Splenektomili hastalarda enfeksiyonlar sepsisle de seyredebilmektedir. Fulminan sepsis açısından; konjenital asplenizm, orak hücre hastalığı, Still hastalığı, sarkoidoz, çölyak hastalığı, ülseratif kolit, sistemik lupus eritematozus, splenik radyasyon yapılmış olgular risk kapsamı içinde değerlendirilmelidir.
Bugün için otoimmün kökenli hematolojik hastalıklarda (steroid tedavisine refrakter immün trombositopeni ve otoimmün hemolitik anemi gibi), talasemi major ve intermedia, herediter sferositoz ve elliptositoz olgularında, hipersplenizm gelişmiş idiyopatik splenomegali gibi olgularda terapötik splenektomi bir tedavi şekli olarak uygulanmaktadır.

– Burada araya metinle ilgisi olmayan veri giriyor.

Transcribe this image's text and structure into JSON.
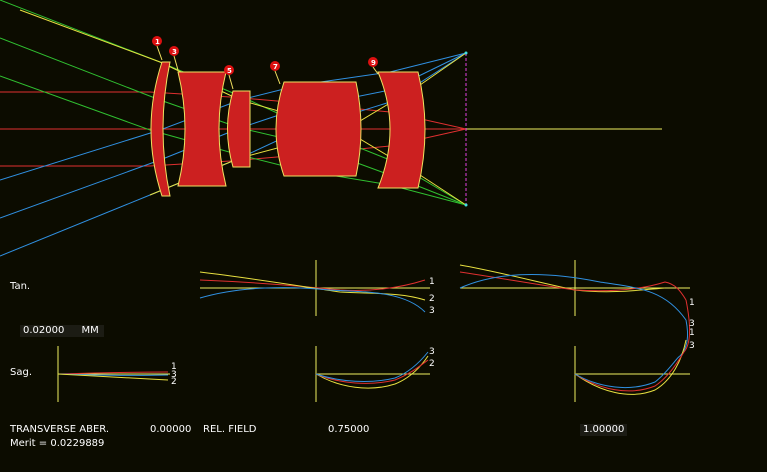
{
  "colors": {
    "background": "#0c0c00",
    "lens_fill": "#cc2020",
    "lens_edge": "#f0e060",
    "ray_red": "#e03030",
    "ray_green": "#30c030",
    "ray_blue": "#3090e0",
    "ray_yellow": "#e8e040",
    "axis": "#f0f060",
    "image_plane": "#e040e0"
  },
  "surface_badges": [
    "1",
    "3",
    "5",
    "7",
    "9"
  ],
  "labels": {
    "tan": "Tan.",
    "sag": "Sag.",
    "scale_value": "0.02000",
    "scale_unit": "MM",
    "transverse": "TRANSVERSE ABER.",
    "rel_field": "REL. FIELD",
    "merit": "Merit = 0.0229889"
  },
  "fields": [
    {
      "value": "0.00000"
    },
    {
      "value": "0.75000"
    },
    {
      "value": "1.00000"
    }
  ],
  "curve_labels": {
    "tan_mid": [
      "1",
      "2",
      "3"
    ],
    "tan_right": [
      "1",
      "3",
      "1",
      "3"
    ],
    "sag_left": [
      "1",
      "3",
      "2"
    ],
    "sag_mid": [
      "3",
      "2"
    ]
  }
}
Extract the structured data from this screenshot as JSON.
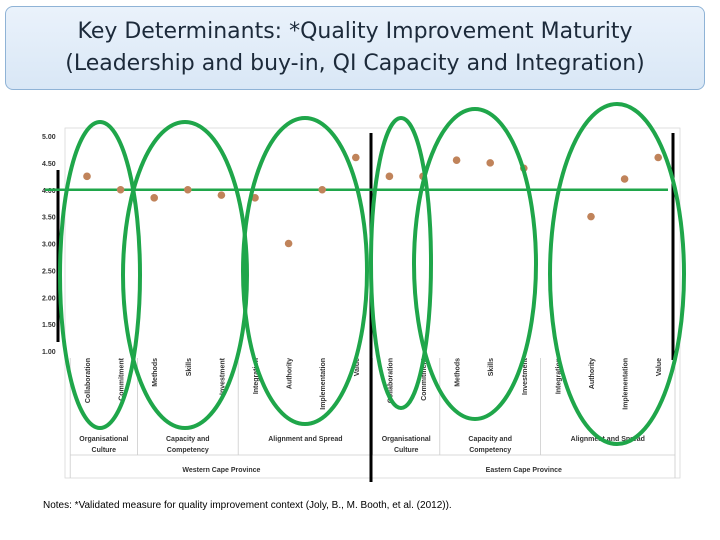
{
  "title": {
    "line1": "Key Determinants: *Quality Improvement Maturity",
    "line2": "(Leadership and buy-in, QI Capacity and Integration)"
  },
  "notes": "Notes: *Validated measure for quality improvement context (Joly, B., M. Booth, et al. (2012)).",
  "colors": {
    "point": "#c0835a",
    "reference_line": "#1fa64a",
    "ellipse": "#1fa64a",
    "divider": "#000000",
    "axis_text": "#333333"
  },
  "chart_data": {
    "type": "scatter",
    "yticks": [
      "5.00",
      "4.50",
      "4.00",
      "3.50",
      "3.00",
      "2.50",
      "2.00",
      "1.50",
      "1.00"
    ],
    "ylim": [
      1,
      5
    ],
    "reference_line": 4.0,
    "categories": [
      "Collaboration",
      "Commitment",
      "Methods",
      "Skills",
      "Investment",
      "Integration",
      "Authority",
      "Implementation",
      "Value",
      "Collaboration",
      "Commitment",
      "Methods",
      "Skills",
      "Investment",
      "Integration",
      "Authority",
      "Implementation",
      "Value"
    ],
    "values": [
      4.25,
      4.0,
      3.85,
      4.0,
      3.9,
      3.85,
      3.0,
      4.0,
      4.6,
      4.25,
      4.25,
      4.55,
      4.5,
      4.4,
      null,
      3.5,
      4.2,
      4.6
    ],
    "groups": [
      {
        "label": "Organisational\nCulture",
        "start": 0,
        "end": 1
      },
      {
        "label": "Capacity and\nCompetency",
        "start": 2,
        "end": 4
      },
      {
        "label": "Alignment and Spread",
        "start": 5,
        "end": 8
      },
      {
        "label": "Organisational\nCulture",
        "start": 9,
        "end": 10
      },
      {
        "label": "Capacity and\nCompetency",
        "start": 11,
        "end": 13
      },
      {
        "label": "Alignment and Spread",
        "start": 14,
        "end": 17
      }
    ],
    "provinces": [
      {
        "label": "Western Cape Province",
        "start": 0,
        "end": 8
      },
      {
        "label": "Eastern Cape Province",
        "start": 9,
        "end": 17
      }
    ]
  }
}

Splenektomi sonrasında gelişen enfeksiyonların başlıcalarını S. pneumoniae, N. meningitidis ve H. influenzae enfeksiyonlarının oluşturduğu bilinmektedir. Bu nedenle, terapötik splenektomi yapılacak olgulara kural olarak splenektomiden en az iki hafta önce pnömokok, meningokok ve Hib bağışıklanması önerilmekte ve uygulanmaktadır.
Acil splenektomilerde ise aşılama 14. gün ve sonrasında yapılabilir. Keza aynı olgulara her beş yılda bir reimmünizasyon önerilmektedir. Splenektomi sonrasında yapılan bağışıklamanın ise etkinlik ve koruyuculuğu azdır.
Splenektomili hastalara aşı uygulaması başladığında diğer erişkin aşıları yönünden de değerlendirilmeli ve varsa eksik aşıları tamamlanmalıdır. Bu kapsamda her yıl grip aşılarını olmaları, her on yılda bir tetanoz, difteri ve daha önce hiç uygulanmamışsa bir doz tetanoz, difteri, boğmaca (Tdap) aşısı ve başka hastalıkları ve yaşına göre önerilen diğer aşıları da olmaları sağlanmalıdır.